La polémique autour de l’intelligence des plantes qui a longtemps sévi, s’est sans doute intensifiée durant les années 2000, durant lesquelles les débats ont fait rage, dans le but d’arriver à un démêlé à cette question qui ne s’est pas limitée seulement au monde de la biologie, mais s’est invitée aussi à tous les foyers.

« Le plus grand danger d’anthropomorphisation des plantes dans la recherche est que cela mine l’objectivité du chercheur », explique le biologiste végétal Lincoln Taiz, de l’Université de Californie à Santa Cruz.
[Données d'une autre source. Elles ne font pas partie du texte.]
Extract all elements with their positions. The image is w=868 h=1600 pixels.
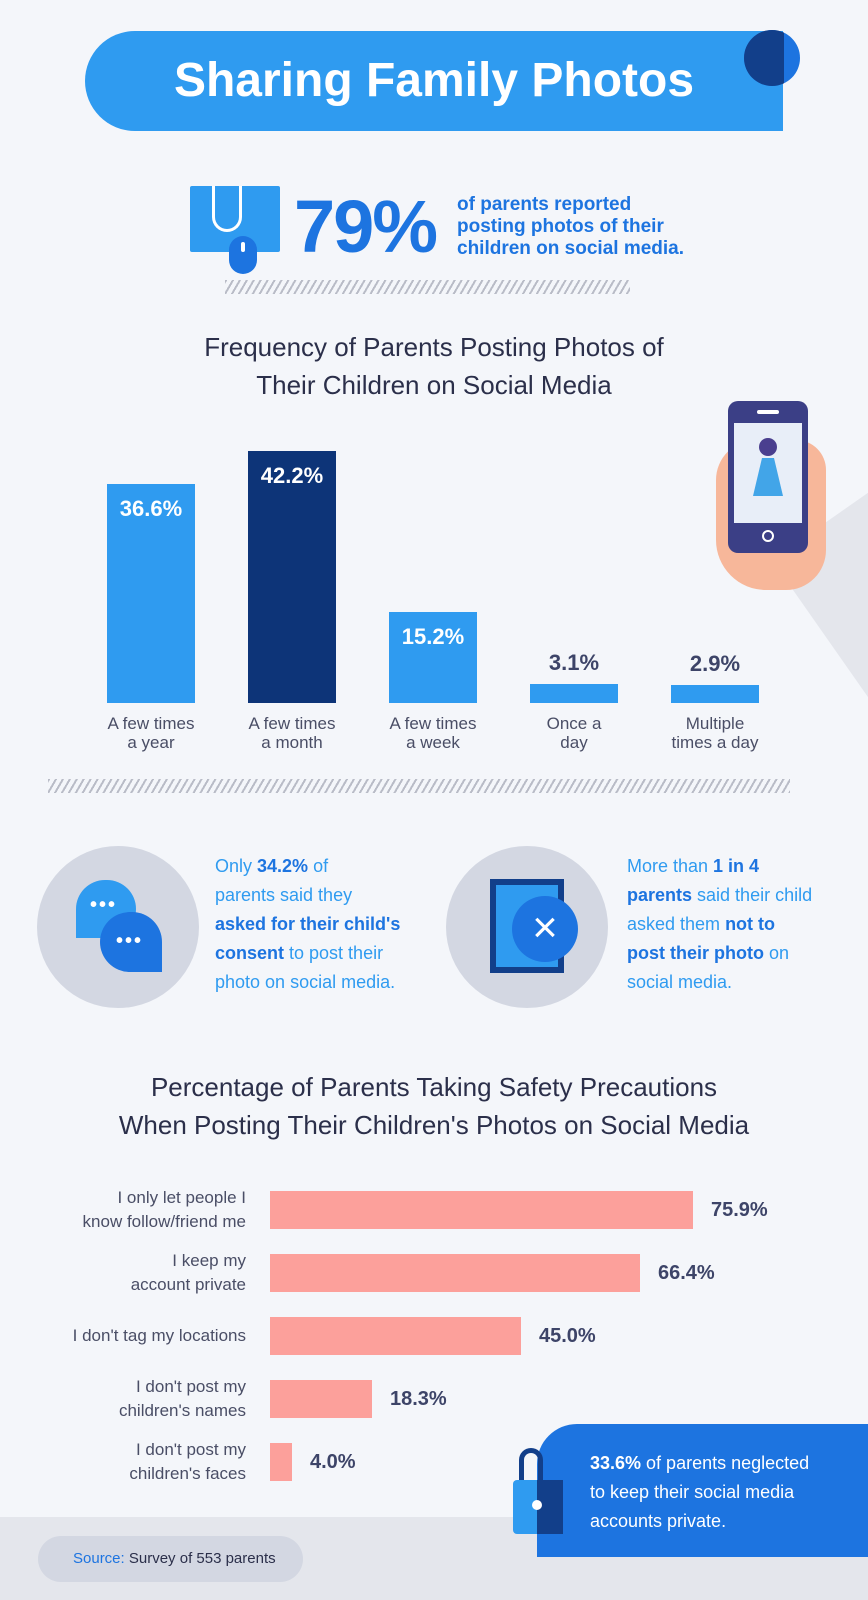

En cela, ce dernier remet en cause la description des plantes comme des phénomènes à motivations humaines, ou, en d’autres termes, leur personnification.

En l’absence d’un système nerveux chez les plantes, les scientifiques ont d’abord essayé de trouver un système analogue consistant en l’existence d’une communication entre les cellules et le tissu d’une même plante avec les cellules des autres individus de la même espèce florale.

Les chercheurs ont présenté, dans un rapport, l’analogie entre ce système de communication et celui des abeilles. Cependant, cette analogie s’arrête là et les différences sont si nombreuses que beaucoup de questions demeurent sans réponse, rendant difficile la validation scientifique de la cognition végétale.

En attendant que ce terrain soit entièrement défriché, il semble que nos végétaux continueront à nourrir le mystère autour du fonctionnement de leur physiologie en plus d’embellir nos espaces vitaux.